In mathematical definition, the adjusted \(R^2\) is

\[ 1 - (1 - R^2) \frac{n-1}{n - k - 1} \]

where \(n\) is the number of observations (in the data) and \(k\) is the number of predictors (in the model).

  • \((1-R^2)\) is the proportion of variability not explained by the model.
  • If \(k\) increases, the denominator of \(\frac{n-1}{n - k - 1}\) (“weight”) decreases and thus the weight increases.
  • Together, the larger weight amplifies the unexplained proportion of the variability by the model and reduces the adjusted \(R^2\).

Q - Report adjusted \(R^2\) values for Model 1-3. Based on those, determine which one is the best model.

## model 1

## model 2

## model 3

Part 4: Price vs. Age + Type

We now consider a regression model with the response price versus a numeric variable age and a categorical variable type (Accord, Maxima, Mazda6).

Last time, we created a plot below.

car_prices %>% 
  ggplot(aes(x = age, y = price, color = type)) + 
  geom_point() +
  geom_smooth(method = "lm", se = FALSE) + 
  labs(x = "Car age (in years)", 
       y = "Price (in thousands of dollars)", 
       color = "Model") +
  scale_color_viridis_d() +
  theme(aspect.ratio = .6)

Q - From the visualization, do you think the relationship between age and price depends on the model of a car?

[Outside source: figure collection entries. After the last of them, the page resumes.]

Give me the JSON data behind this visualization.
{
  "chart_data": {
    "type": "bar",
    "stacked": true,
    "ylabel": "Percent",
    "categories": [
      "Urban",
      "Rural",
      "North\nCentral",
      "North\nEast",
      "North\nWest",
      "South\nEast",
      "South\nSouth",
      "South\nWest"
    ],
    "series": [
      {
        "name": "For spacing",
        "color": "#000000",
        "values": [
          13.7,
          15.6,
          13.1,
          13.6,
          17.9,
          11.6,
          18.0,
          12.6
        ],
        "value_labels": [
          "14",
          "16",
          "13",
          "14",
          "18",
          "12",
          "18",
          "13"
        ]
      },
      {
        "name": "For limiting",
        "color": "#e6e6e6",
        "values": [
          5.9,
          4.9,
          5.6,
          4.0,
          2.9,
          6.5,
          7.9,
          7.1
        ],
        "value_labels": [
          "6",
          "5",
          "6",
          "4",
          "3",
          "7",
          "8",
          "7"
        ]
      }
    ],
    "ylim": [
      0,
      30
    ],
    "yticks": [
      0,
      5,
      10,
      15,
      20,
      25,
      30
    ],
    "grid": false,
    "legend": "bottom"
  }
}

Q - Fit a linear model (Model 4) for price with age and type as predictors. Write out the equation of the fitted model with variable names. Interpret the coefficients in the context of data. Report either \(R^2\) or adjusted \(R^2\) to compare with previous models (Model 1-3).

  • Model 4: Price vs. Age + Type

Interpretations

  • Intercept:
  • Slope of age:
  • Slope of type = Maxima:
  • Slope of type = Mazda6:

Q - In the above visualization, lines for Accord and Mazda6 seem parallel, while the slope of the line for Maxima is different. What do you think it suggests?

Submitting Application Exercises

  • Once you have completed the activity, push your final changes to your GitHub repo.
  • Make sure you committed at least three times.
  • Check that your repo is updated on GitHub, and that’s all you need to do to submit application exercises for participation.